Julie Trudel – Vibration chromatique
La peinture abstraite établit un langage pictural basé sur la poésie de la plasticité. Couleur, texture, vectorialité dialoguent pour donner à voir une configuration visuelle qui entraîne une émotion (émerveillement, colère, étrangeté, etc.) et qui ouvre les portes de l’imaginaire. Chez Julie Trudel, l’abstrait questionne davantage la physicalité de la couleur et les effets d’optique que cette dernière provoque. L’émerveillement est moins émotionnel que sensoriel, puisque c’est celui du corps qui est mis en avant. Le dripping contrôlé que pratique l’artiste produit chez le spectateur une dé-stabilisation physique : visuelle (pour ne pas dire optique) et kinesthésique.
De patience et de minutie
Dans la Zone Molinari de la Maison de la culture Maisonneuve, Julie Trudel présente CMYK-phase 1, un ensemble de sérigraphies préparatoires ainsi que deux séries de peintures, l’une composée d’œuvres de forme ovale, l’autre d’œuvres de forme circulaire. Les peintures ont été réalisées à partir d’un procédé simple et précis qui, en même temps, laisse part à l’aléatoire. L’artiste place dans un contenant, sans les mélanger, quatre peintures liquides de couleur pure : cyan, magenta, jaune et noir (les quatre couleurs utilisées dans l’imprimerie). Ensuite, goutte à goutte, elle déverse le liquide sur la toile en partant d’une extrémité du tableau. De fait, les gouttes de peinture dessinent une spirale chromatique. Chacune est différente dans la mesure où les couleurs se mêlent entre elles de manière aléatoire avant de se déposer sur la toile. L’artiste se demande s’il est possible, à travers la répétition d’un même procédé, « de faire surgir de la matière des dimensions de la couleur qui n’auraient pas encore été domestiquées, codifiées, ramenées à de l’information ». Questionnement d’autant plus légitime que son travail montre particulièrement bien les enjeux de la matérialité, de la physicalité de la couleur, dans un langage plastique singulier.
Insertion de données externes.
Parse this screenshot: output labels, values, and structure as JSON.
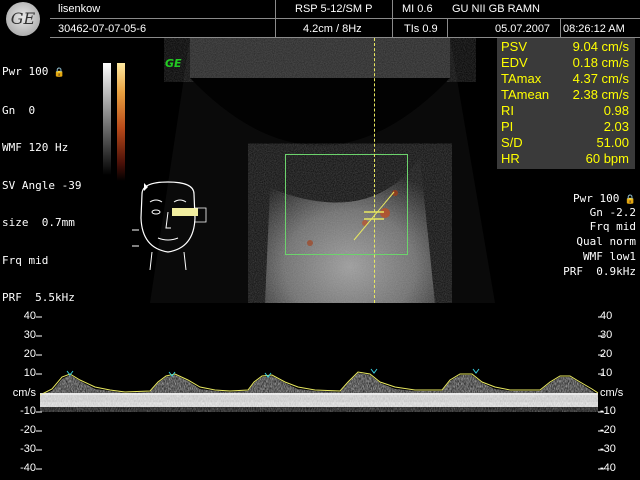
{
  "header": {
    "operator": "lisenkow",
    "patient_id": "30462-07-07-05-6",
    "probe": "RSP 5-12/SM P",
    "depth_freq": "4.2cm / 8Hz",
    "mi": "MI  0.6",
    "tis": "TIs  0.9",
    "institution": "GU NII GB RAMN",
    "date": "05.07.2007",
    "time": "08:26:12 AM"
  },
  "brand": {
    "logo_text": "GE",
    "mark": "GE"
  },
  "left_params": [
    "Pwr 100",
    "Gn  0",
    "WMF 120 Hz",
    "SV Angle -39",
    "size  0.7mm",
    "Frq mid",
    "PRF  5.5kHz"
  ],
  "measurements": [
    {
      "key": "PSV",
      "value": "9.04 cm/s"
    },
    {
      "key": "EDV",
      "value": "0.18 cm/s"
    },
    {
      "key": "TAmax",
      "value": "4.37 cm/s"
    },
    {
      "key": "TAmean",
      "value": "2.38 cm/s"
    },
    {
      "key": "RI",
      "value": "0.98"
    },
    {
      "key": "PI",
      "value": "2.03"
    },
    {
      "key": "S/D",
      "value": "51.00"
    },
    {
      "key": "HR",
      "value": "60 bpm"
    }
  ],
  "right_params": [
    "Pwr 100",
    "Gn -2.2",
    "Frq mid",
    "Qual norm",
    "WMF low1",
    "PRF  0.9kHz"
  ],
  "scale": {
    "unit": "cm/s",
    "ticks": [
      "40",
      "30",
      "20",
      "10",
      "",
      "-10",
      "-20",
      "-30",
      "-40"
    ]
  },
  "colors": {
    "measure_text": "#ffff00",
    "measure_bg": "#3a3a3a",
    "roi_box": "#6cd36c",
    "brand": "#22cc22"
  }
}
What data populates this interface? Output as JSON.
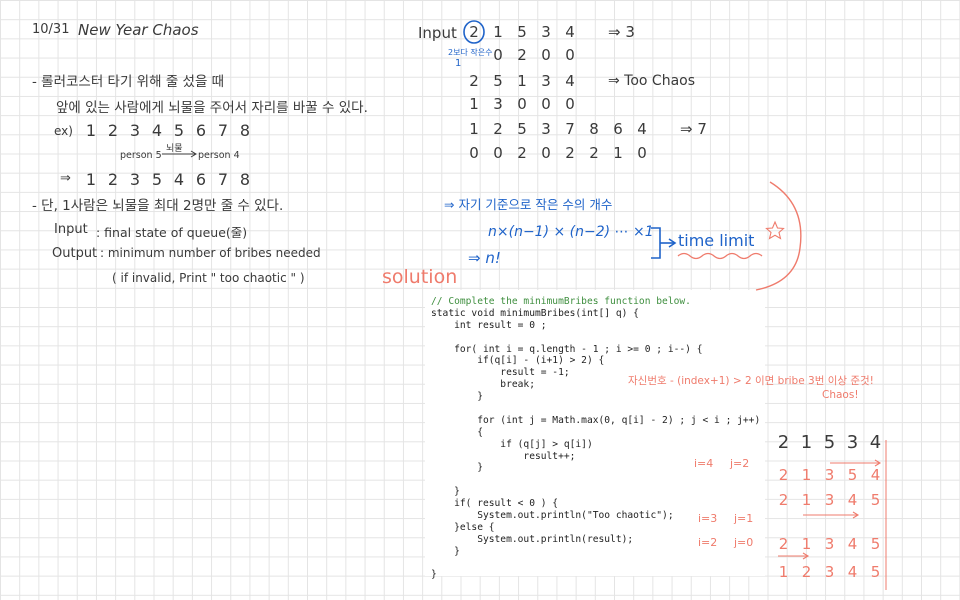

Chez Julie Trudel, le caractère matériel de la peinture est engagé dans un jeu de tension : entre ordre et chaos, entre contrainte et liberté.
Tension et perception
Chez Julie Trudel, le caractère matériel de la peinture est engagé dans un jeu de tension : entre ordre et chaos, entre contrainte et liberté. Mais la tension peut prendre d’autres formes, elle se décline aussi dans la dimension perceptive. Face au foisonnement chromatique (pour ne pas dire la saturation plastique), le spectateur éprouve une tension rétinienne. Celle-ci est doublée par un autre phénomène physique : les configurations spiralées des œuvres produisent un effet d’optique, de mouvement. Il ne s’agit pas pour autant d’illusion d’optique – comme on peut le voir dans la spirale de Fraser – ; le système visuel n’est pas trompé par un agencement plastico-iconique. La saturation plastique de la couleur et la forme spiralée produisent une tension rétinienne dont l’effet se propage dans notre propre corps. Non seulement la vue est sollicitée, mais aussi la dimension kinesthésique. En outre, l’effet de mouvement n’est pas uniquement dans le tableau ; il dépasse le tableau. Il est accentué par la disposition de l’ensemble des œuvres dans la Zone Molinari. Le fait que le centre de la spirale de chaque tableau soit excentré, que ce centre soit disposé sur une même ligne horizontale, induit une dynamique d’ensemble, un mouvement qui fait dialoguer les œuvres entre elles et rythme l’exposition.
Si chez Julie Trudel la peinture abstraite questionne la matérialité de la couleur, elle est d’autant plus émerveillement qu’elle est éveil, voire réveil, du corps et des sens.